Bogor Daily – Peraturan Menteri Kesehatan Nomor 41 tahun 2015 mengamanatkan pemerintah daerah untuk melakukan akreditasi terhadap seluruh Fasilitas Kesehatan Tingkat Pertama (FKTP). Selain puskemas, yang dituju oleh ketentuan ini adalah FKTP lain, termasuk klinik dan tempat praktek dokter dan tempat praktek dokter gigi.
Berdasarkan amanah itulah maka sejak tahun 2016 Pemerintah Kota Bogor mulai melaksanakan akreditasi terhadap 25 puskesmas yang ada di Kota Bogor. Sebelumnya akreditasi tingkat Provinsi Jawa Barat dilakukan pada tahun 2015. Akreditasi ditujukan untuk mendorong setiap puskesmas meningkatkan kinerjanya dan melaksanakan tugas pelayanannya sesuai dengan standar-standar yang telah ditetapkan Komisi Akreditasi.

Berdasarkan hasil akreditasi, nantinya masing-masing puskesmas digolongkan pada 4 tingkatan. Masing-masing puskemas Dasar, Madya, Utama dan Paripurna. Menurut Kepala Bidang Pelayanan Kesehatan, Dinas Kesehatan Kota Bogor, Drg. Budi Santoso, pada tahun 2016 akreditasi telah dilakukan pada 4 unit puskesmas. Pada tahun 2017, sebanyak 8 unit dan pada tahun 2018 ditargetkan 7 unit. Dengan demikian sampai pada akhir tahun 2018 ditargetkan 19 puskesmas Kota Bogor sudah terakreditasi.

Untuk sampai pada tahap memperoleh predikat tersebut, setiap puskesmas menempuh proses akreditasi melalui beberapa tahapan. Diawali dengan proses pendampingan dan dilanjut dengan proses self assessment, perbaikan dan peningkatan, pengajuan akreditasi, surveyor sampai dengan terakreditasi.

Menurutnya ada perbedaan antara penerapan ISO dan penetapan akreditasi. Penerapan ISO lebih diarahkan pada upaya mewujudkan pelayanan yang dapat memberikan kepuasan pada setiap pasien. Sedangkan pada akreditasi, arah tujuannya lebih luas. Termasuk mendorong terlaksananya dengan baik berbagai program kerja di masing-masing puskesmas. Program dimaksud diantaranya seperti program promosi kesehatan, imunisasi, kesehatan ibu dan anak serta KB, pelayanan dan pengendalian penyakit serta peningkatan gizi.
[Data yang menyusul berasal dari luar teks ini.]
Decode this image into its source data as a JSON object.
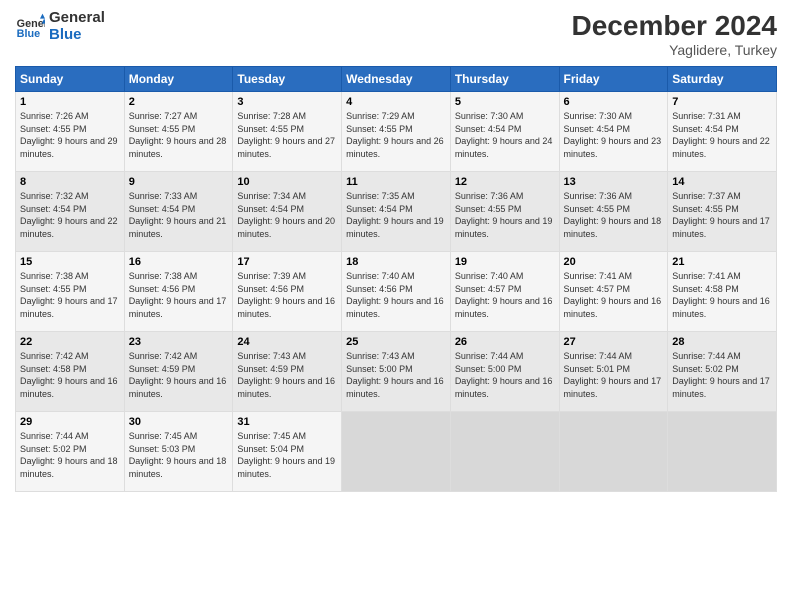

Selain itu pemeriksaan terhadap pasien, dipastikan dilakukan oleh dokter. Apalagi kapasitas para petugas kesehatan termasuk para dokter pun terus ditingkatkan. Untuk itu, para dokter didorong untuk mengikuti berbagai jenis pelatihan. Seorang dokter gigi misalnya, dapat mengikuti pelatihan tentang penyakit gigi dan mulut dan dokter umum mengikuti pelatihan tentang penanganan HIV/AIDS dan sebagainya. “Jadi melalui proses akreditasi ini, nantinya masyarakat pengguna jasa layanan puskesmas akan lebih diuntungkan,” lanjut Budi.

Puskesmas juga didorong berinovasi dalam memberikan jenis pelayanan berdasarkan prioritas kesehatan, kekhususan wilayah dan potensi sumberdaya yang tersedia. Berdasarkan hal-hal itu sebuah puskesmas dimungkinan memenuhi kebutuhan pasien yang berkonsultasi tentang kesehatan jiwa. Juga memberikan pelayanan kesehatan olahraga, kesehatan mata dan penanganan HIV/AIDS.
Melalui program-programnya, puskesmas juga didorong untuk dapat melakukan pembinaan kesehatan kapada masyarakat serta memonitor kondisi kesehatan warga yang berada di sekitar wilayahnya. Dengan demikian peran dan fungsi puskemas sebagai fasilitas kesehatan tingkat pertama digeser menjadi lebih luas. Tidak lagi hanya sebatas sebagai lembaga pelayanan pemeriksaan kesehatan. Dengan perluasan peran dan fungsi itu, masyarakat dapat memetik manfaat lebih dari keberadaan puskesmas di lingkungan sekitarnya. (Advertorial)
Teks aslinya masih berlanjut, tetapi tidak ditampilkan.